Nur, dort, wo die Welt der Wissenschaften war, da präsentierten sich die aus den USA durchaus anders.

War der Horizont der Wissenschaftler eigentlich beinahe zu jeder Zeit ein klein wenig ein anderer als so der handelsüblicher Leute. Freigeistiger, toleranter, grenzenloser ging es beim Wissenschaftsmenschen zu, als es so in den Nationalstaaten und bei deren Bevölkerungen gang und gäbe war. Auch an dem mit der Religiösität nahm der Forschende, Wissenschaftliche allzu viel anteil.

So nicht immer hatten die der Wissenschafsfakultäten mit dem was zu schaffen, wie so in der Umgebung die jeweilige Gesellschaftsform war. Die Wissenschaftsleute sprachen viele Sprachen, tauschten sich geradezu über die Landesgrenzen hinweg mit Kollegen aus den Forschungsbereichen aus. Die Wissenschaftskonvents waren des öfteren eher ein großes Klassentreffen, bei denen politische Verhältnismäßigkeiten ebenso wie auch Glaube und Religion kaum eine größere Rolle spielten.

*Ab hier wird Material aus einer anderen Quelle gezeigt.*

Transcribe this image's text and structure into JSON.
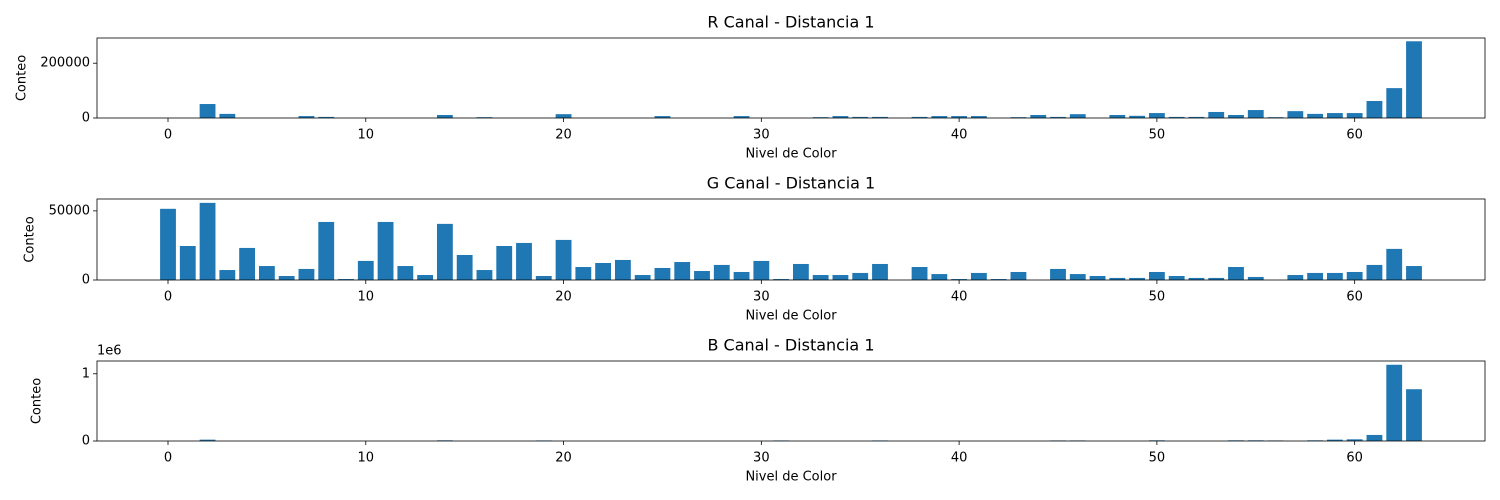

Was heißt, an diesen Verhältnismäßigkeiten änderte sich einiges, als die Nordamerikanischen am Wissenschaftshof die Macht nehmen konnten. Dieses eine Wörtchen Machtnahme, das darf man durchaus wörtlich nehmen. Wie sich das am allerbesten beim Thema Großer Knall zeigte. Wie man den unter nordamerikanischer Ägide unterbrachte. Regelrecht despotisch durchgegriffen wurde am Großen Knall bei den Wissenschaften. Von oben herab gingen die Dinge durch. So jede Unentschiedenheit, das Ergebnisoffene, die Abgrenzung zu jenen von Glaube und Religion, am Thema Großer Knall, wurde das aufgegeben. Jeder Widerspruch strikt vom Tisch heruntergefegt und im großen Stil die eine Wissensart angesagt, das, daß es der Große Knall wäre, nichts anderes mehr.

Am Großen Knall wagte man dann seinen Einsatz sogar noch für das Erdenweltweite. Bereitete alles für die Umsetzung rund um den Globus vor. Ohne sich nochmals um irgendwelche Bedenken, Einwände größer was zu scheren. Da drum, daß man vielleicht doch noch weitere Kleinigkeiten in Betracht ziehen könnte. Daß im Grunde noch viel zu vieles unbewiesen wäre, selbst wenn sich nach Hubble Galaxien so und so verhielten.